|Van Tassell, Curtis - Curt|
Submitted to: Plant and Animal Genome VX Conference Abstracts
Publication Type: Abstract Only
Publication Acceptance Date: 2/25/2000
Publication Date: 2/25/2000
Citation: Van Tassell, C.P., Ashwell, M.S., Sonstegard, T.S. 2000. Detection of putative loci affecting milk, health, and conformation traits in a u.s. holstein population using 105 microsatellite markers [abstract]. Plant and Animal Genome VIII. Paper No. 364.

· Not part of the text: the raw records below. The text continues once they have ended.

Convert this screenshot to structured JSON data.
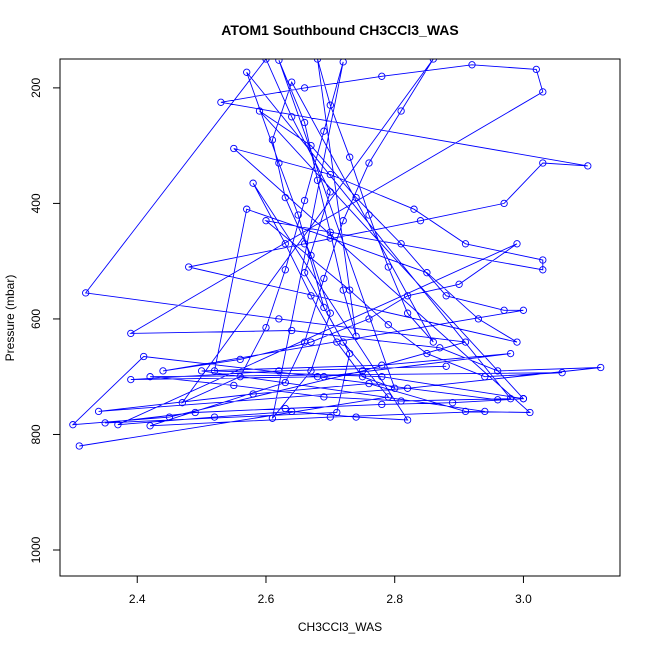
{
  "chart_data": {
    "type": "line",
    "title": "ATOM1 Southbound CH3CCl3_WAS",
    "xlabel": "CH3CCl3_WAS",
    "ylabel": "Pressure (mbar)",
    "xlim": [
      2.28,
      3.15
    ],
    "ylim": [
      1045,
      150
    ],
    "y_inverted": true,
    "x_ticks": [
      2.4,
      2.6,
      2.8,
      3.0
    ],
    "x_tick_labels": [
      "2.4",
      "2.6",
      "2.8",
      "3.0"
    ],
    "y_ticks": [
      200,
      400,
      600,
      800,
      1000
    ],
    "y_tick_labels": [
      "200",
      "400",
      "600",
      "800",
      "1000"
    ],
    "grid": false,
    "legend": "none",
    "colors": {
      "series": "#0000ff",
      "axes": "#000000",
      "background": "#ffffff"
    },
    "marker": "open-circle",
    "series": [
      {
        "points": [
          [
            2.31,
            820
          ],
          [
            2.79,
            735
          ],
          [
            2.72,
            640
          ],
          [
            2.66,
            520
          ],
          [
            2.7,
            380
          ],
          [
            2.64,
            250
          ],
          [
            2.6,
            150
          ],
          [
            2.32,
            555
          ],
          [
            2.62,
            600
          ],
          [
            2.91,
            640
          ],
          [
            2.75,
            690
          ],
          [
            2.45,
            770
          ],
          [
            2.3,
            783
          ],
          [
            2.41,
            665
          ],
          [
            2.68,
            700
          ],
          [
            2.96,
            740
          ],
          [
            3.0,
            738
          ],
          [
            2.78,
            700
          ],
          [
            2.52,
            690
          ],
          [
            2.57,
            410
          ],
          [
            2.7,
            460
          ],
          [
            2.85,
            520
          ],
          [
            2.93,
            600
          ],
          [
            2.99,
            640
          ],
          [
            2.48,
            510
          ],
          [
            2.66,
            470
          ],
          [
            2.84,
            430
          ],
          [
            2.97,
            400
          ],
          [
            3.03,
            330
          ],
          [
            3.1,
            335
          ],
          [
            2.53,
            225
          ],
          [
            2.66,
            200
          ],
          [
            2.78,
            180
          ],
          [
            2.92,
            160
          ],
          [
            3.02,
            168
          ],
          [
            3.03,
            207
          ],
          [
            2.39,
            625
          ],
          [
            2.64,
            620
          ],
          [
            2.87,
            650
          ],
          [
            2.96,
            690
          ],
          [
            3.12,
            684
          ],
          [
            2.82,
            720
          ],
          [
            2.34,
            760
          ],
          [
            2.58,
            730
          ],
          [
            2.76,
            712
          ],
          [
            2.91,
            760
          ],
          [
            3.01,
            762
          ],
          [
            2.55,
            305
          ],
          [
            2.7,
            350
          ],
          [
            2.83,
            410
          ],
          [
            2.91,
            470
          ],
          [
            3.03,
            498
          ],
          [
            3.03,
            515
          ],
          [
            2.6,
            430
          ],
          [
            2.73,
            550
          ],
          [
            2.79,
            610
          ],
          [
            2.85,
            660
          ],
          [
            2.94,
            700
          ],
          [
            3.06,
            693
          ],
          [
            2.42,
            700
          ],
          [
            2.55,
            715
          ],
          [
            2.69,
            735
          ],
          [
            2.81,
            742
          ],
          [
            2.98,
            738
          ],
          [
            2.57,
            173
          ],
          [
            2.62,
            330
          ],
          [
            2.65,
            420
          ],
          [
            2.69,
            580
          ],
          [
            2.73,
            660
          ],
          [
            2.71,
            762
          ],
          [
            2.35,
            780
          ],
          [
            2.49,
            762
          ],
          [
            2.63,
            755
          ],
          [
            2.78,
            748
          ],
          [
            2.89,
            745
          ],
          [
            3.0,
            738
          ],
          [
            2.59,
            240
          ],
          [
            2.67,
            300
          ],
          [
            2.74,
            390
          ],
          [
            2.81,
            470
          ],
          [
            2.88,
            560
          ],
          [
            2.97,
            585
          ],
          [
            3.0,
            585
          ],
          [
            2.44,
            690
          ],
          [
            2.56,
            670
          ],
          [
            2.67,
            640
          ],
          [
            2.76,
            600
          ],
          [
            2.82,
            560
          ],
          [
            2.9,
            540
          ],
          [
            2.99,
            470
          ],
          [
            2.37,
            783
          ],
          [
            2.52,
            770
          ],
          [
            2.64,
            760
          ],
          [
            2.74,
            770
          ],
          [
            2.82,
            775
          ],
          [
            2.58,
            365
          ],
          [
            2.63,
            470
          ],
          [
            2.67,
            560
          ],
          [
            2.71,
            640
          ],
          [
            2.75,
            700
          ],
          [
            2.8,
            720
          ],
          [
            2.62,
            152
          ],
          [
            2.66,
            260
          ],
          [
            2.68,
            360
          ],
          [
            2.7,
            450
          ],
          [
            2.72,
            550
          ],
          [
            2.74,
            630
          ],
          [
            2.68,
            150
          ],
          [
            2.7,
            230
          ],
          [
            2.73,
            320
          ],
          [
            2.76,
            420
          ],
          [
            2.79,
            510
          ],
          [
            2.82,
            590
          ],
          [
            2.86,
            640
          ],
          [
            2.64,
            190
          ],
          [
            2.61,
            290
          ],
          [
            2.63,
            390
          ],
          [
            2.67,
            490
          ],
          [
            2.7,
            590
          ],
          [
            2.67,
            690
          ],
          [
            2.61,
            772
          ],
          [
            2.72,
            155
          ],
          [
            2.69,
            275
          ],
          [
            2.66,
            395
          ],
          [
            2.63,
            515
          ],
          [
            2.6,
            615
          ],
          [
            2.56,
            700
          ],
          [
            2.47,
            745
          ],
          [
            2.86,
            150
          ],
          [
            2.81,
            240
          ],
          [
            2.76,
            330
          ],
          [
            2.72,
            430
          ],
          [
            2.69,
            530
          ],
          [
            2.66,
            640
          ],
          [
            2.63,
            710
          ],
          [
            2.42,
            785
          ],
          [
            2.7,
            770
          ],
          [
            2.94,
            760
          ],
          [
            2.5,
            690
          ],
          [
            2.78,
            680
          ],
          [
            2.98,
            660
          ],
          [
            2.69,
            700
          ],
          [
            2.39,
            705
          ],
          [
            2.62,
            690
          ],
          [
            2.88,
            682
          ]
        ]
      }
    ]
  }
}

Technical Abstract: Quantitative trait loci (QTL) affecting milk yield, health, and conformation traits were studied for eight large US Holstein grandsire families using the granddaughter design. A total of 105 microsatellite markers located throughout the bovine genome were selected for the scan. The data analyzed include genotypes for 35 markers in 8 families not previously reported and genotypes for 70 markers reported previously in 7 of those families. Analyses of markers previously reported were updated. Effects of marker alleles were analyzed for 38 traits including traits for milk production, somatic cell score (SCS), productive life, conformation, calving ease, and 16 canonical traits derived from conformation and production traits. Permutation tests were used to calculate experiment-wise error rates. A trait-wise critical value of P = 0.1 was used to determine significance. Eight putative QTL associated with 7 of the 35 new markers were identified within specific families. Two of these markers were associated with differences in strength and rump angle on chromosomes 4 and 9, respectively. Different markers were associated with protein percentage, milk yield, and SCS on chromosomes 6, 7, and 10 in different families. Differences in the canonically transformed traits were associated with markers on chromosomes 5, 6, and 9. Additional marker-trait combinations were identified in the across family tests including effects on chromosomes 3, 4, and 9 for protein percentage, body depth, and canonical conformation traits, respectively. Additional markers are being added to allow interval analysis where putative QTL have been identified and to increase marker density.